One common mistake of those running e-learning as an online business is trying to scale their e-learning offering too quickly. If you’re still testing the waters, start low. As you get more users (something that might take years or even never happen), you can improve your infrastructure as needed.
Having far more paying customers than your initial LMS setup can stand is what we call in the business, a “nice problem to have”. Your students can take a little downtime as you upgrade your LMS deployment to accommodate them, but your bank account can’t take a premature hit based on an overly ambitious business plan.
Your initial estimates of the expenditures involved and the total cost paid can turn out to be widely different amounts. Not just because prices and renting fees are not set in stone, but also because unexpected expenses occur all the time. Your budget for two $2,000 web servers, for example, might have missed the $300 setup fee per server, the $200 courier service bill for delivering those servers to your premises and the $50 of cabling needed to connect them to your network.
The only way to not go over-budget is to update your initial estimates often as new developments and costs appear. You’ll also need to set aside some budget for all those unexpected costs in your initial planning (if you you don’t end up needing it, that’s fine, but if you do then this precaution will save your bacon, so to speak ― especially if you have to justify any new expenses to some stingy boss).

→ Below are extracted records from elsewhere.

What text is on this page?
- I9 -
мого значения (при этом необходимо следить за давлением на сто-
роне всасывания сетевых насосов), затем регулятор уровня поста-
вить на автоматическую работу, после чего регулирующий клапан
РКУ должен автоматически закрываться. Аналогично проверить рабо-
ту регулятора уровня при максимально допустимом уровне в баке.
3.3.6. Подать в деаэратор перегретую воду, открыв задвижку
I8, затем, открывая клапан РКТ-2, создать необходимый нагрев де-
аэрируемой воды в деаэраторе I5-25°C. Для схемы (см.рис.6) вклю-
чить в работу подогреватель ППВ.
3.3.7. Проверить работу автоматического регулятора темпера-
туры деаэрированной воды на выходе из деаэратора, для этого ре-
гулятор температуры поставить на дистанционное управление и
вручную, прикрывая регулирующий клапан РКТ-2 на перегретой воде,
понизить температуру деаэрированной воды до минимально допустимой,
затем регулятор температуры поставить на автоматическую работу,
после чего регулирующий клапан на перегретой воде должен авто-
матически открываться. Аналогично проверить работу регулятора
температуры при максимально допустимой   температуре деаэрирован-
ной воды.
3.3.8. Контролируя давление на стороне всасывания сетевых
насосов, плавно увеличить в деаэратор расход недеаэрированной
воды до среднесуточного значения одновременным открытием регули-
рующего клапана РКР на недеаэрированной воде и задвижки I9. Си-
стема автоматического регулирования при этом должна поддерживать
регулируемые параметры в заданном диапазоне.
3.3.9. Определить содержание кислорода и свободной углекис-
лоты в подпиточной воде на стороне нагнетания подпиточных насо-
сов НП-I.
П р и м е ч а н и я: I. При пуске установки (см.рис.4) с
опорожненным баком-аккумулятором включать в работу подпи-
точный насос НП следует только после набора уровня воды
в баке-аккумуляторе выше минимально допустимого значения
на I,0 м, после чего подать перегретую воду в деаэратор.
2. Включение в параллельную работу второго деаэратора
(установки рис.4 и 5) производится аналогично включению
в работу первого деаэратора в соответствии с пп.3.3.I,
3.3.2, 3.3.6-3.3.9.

Cost management goes hand in hand with managing the scope of what you build.
If your budget turns out not to be enough don’t give up. Just scale down. Perhaps your initial estimates were overly ambitious. Perhaps (as we discussed above) you don’t need such an elaborate setup at this time.
Some things are necessary for a fully functional e-learning deployment, others are secondary or luxuries. We’ll cover the art of knowing which is which, or “managing scope”, in the second installment of this series.